I strongly recommend conspicuously labeling all uses of such a different
approach in a C-oriented forum to prevent any possibility of confusion
with C's standard-defined terms that have the same spelling. For
instance, instead of 'int', write something like mylanguage::int.
....
So where is size_t and ptr_diff_t amongst that lot? See, it's possible to
manage without it! So C's approach *does* seem untidy.
C90's integer types have sizes that vary from one implementation to
another, which is why a typedef is needed for a type like C99's int32_t,
that has the same size on all platforms (or at least, on all platforms
where there is any supported integer type of that size). The example you
gave appeared to be of languages where the basic types have a fixed
size, which would remove the need for such typedefs. However, by the
same token, that creates the need for other typedefs: one for the
natural int type for a given platform, regardless of what size that type
is - call it natural_int or nint, corresponding to C's built-in 'int'
type (in C99, int_fast16_t is a clumsier representation of roughly the
same idea). Either way, if you have multiple similar types, you
sometimes need to have the type chosen vary with context, and you then
need something like C's typedef to record which of those types was
chosen. And that's where things like size_t and ptrdiff_t come in.
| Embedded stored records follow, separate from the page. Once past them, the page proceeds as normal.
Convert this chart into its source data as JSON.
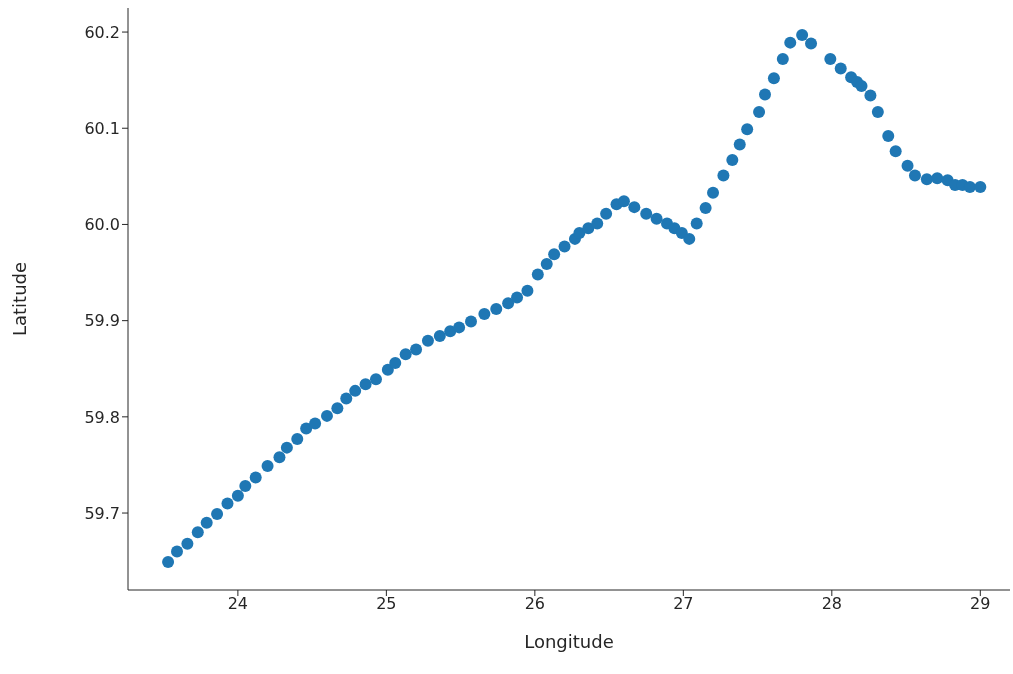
{
  "chart_data": {
    "type": "scatter",
    "xlabel": "Longitude",
    "ylabel": "Latitude",
    "x": [
      23.53,
      23.59,
      23.66,
      23.73,
      23.79,
      23.86,
      23.93,
      24.0,
      24.05,
      24.12,
      24.2,
      24.28,
      24.33,
      24.4,
      24.46,
      24.52,
      24.6,
      24.67,
      24.73,
      24.79,
      24.86,
      24.93,
      25.01,
      25.06,
      25.13,
      25.2,
      25.28,
      25.36,
      25.43,
      25.49,
      25.57,
      25.66,
      25.74,
      25.82,
      25.88,
      25.95,
      26.02,
      26.08,
      26.13,
      26.2,
      26.27,
      26.3,
      26.36,
      26.42,
      26.48,
      26.55,
      26.6,
      26.67,
      26.75,
      26.82,
      26.89,
      26.94,
      26.99,
      27.04,
      27.09,
      27.15,
      27.2,
      27.27,
      27.33,
      27.38,
      27.43,
      27.51,
      27.55,
      27.61,
      27.67,
      27.72,
      27.8,
      27.86,
      27.99,
      28.06,
      28.13,
      28.17,
      28.2,
      28.26,
      28.31,
      28.38,
      28.43,
      28.51,
      28.56,
      28.64,
      28.71,
      28.78,
      28.83,
      28.88,
      28.93,
      29.0
    ],
    "series": [
      {
        "color": "#1f77b4",
        "values": [
          59.649,
          59.66,
          59.668,
          59.68,
          59.69,
          59.699,
          59.71,
          59.718,
          59.728,
          59.737,
          59.749,
          59.758,
          59.768,
          59.777,
          59.788,
          59.793,
          59.801,
          59.809,
          59.819,
          59.827,
          59.834,
          59.839,
          59.849,
          59.856,
          59.865,
          59.87,
          59.879,
          59.884,
          59.889,
          59.893,
          59.899,
          59.907,
          59.912,
          59.918,
          59.924,
          59.931,
          59.948,
          59.959,
          59.969,
          59.977,
          59.985,
          59.991,
          59.996,
          60.001,
          60.011,
          60.021,
          60.024,
          60.018,
          60.011,
          60.006,
          60.001,
          59.996,
          59.991,
          59.985,
          60.001,
          60.017,
          60.033,
          60.051,
          60.067,
          60.083,
          60.099,
          60.117,
          60.135,
          60.152,
          60.172,
          60.189,
          60.197,
          60.188,
          60.172,
          60.162,
          60.153,
          60.148,
          60.144,
          60.134,
          60.117,
          60.092,
          60.076,
          60.061,
          60.051,
          60.047,
          60.048,
          60.046,
          60.041,
          60.041,
          60.039,
          60.039
        ]
      }
    ],
    "xlim": [
      23.26,
      29.2
    ],
    "xticks": [
      24,
      25,
      26,
      27,
      28,
      29
    ],
    "ylim": [
      59.62,
      60.225
    ],
    "yticks": [
      59.7,
      59.8,
      59.9,
      {
        "value": 60,
        "label": "60.0"
      },
      60.1,
      60.2
    ],
    "marker": "circle",
    "grid": false,
    "legend": false
  }
}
However, the context in this subthread was whether C was a suitable starting
point for a hypothetical universal language. Since such a language would
need to incorporate, amongst many other extremes, the type handling of Ada,
with that of Python, plus all the manipulations allowed by C, then that's
obviously a non-starter.
If you're giving those languages as examples because you consider them
to be the best in each of those areas, you're probably aiming too high.
An "everything" language will necessarily involve a lot of compromises;
you'll be lucky if it handles types as well as the average language;
it's not likely to handle them as well as the language (whichever one
that is) that handles types best. The same is likely to be true of every
other desirable feature of the language.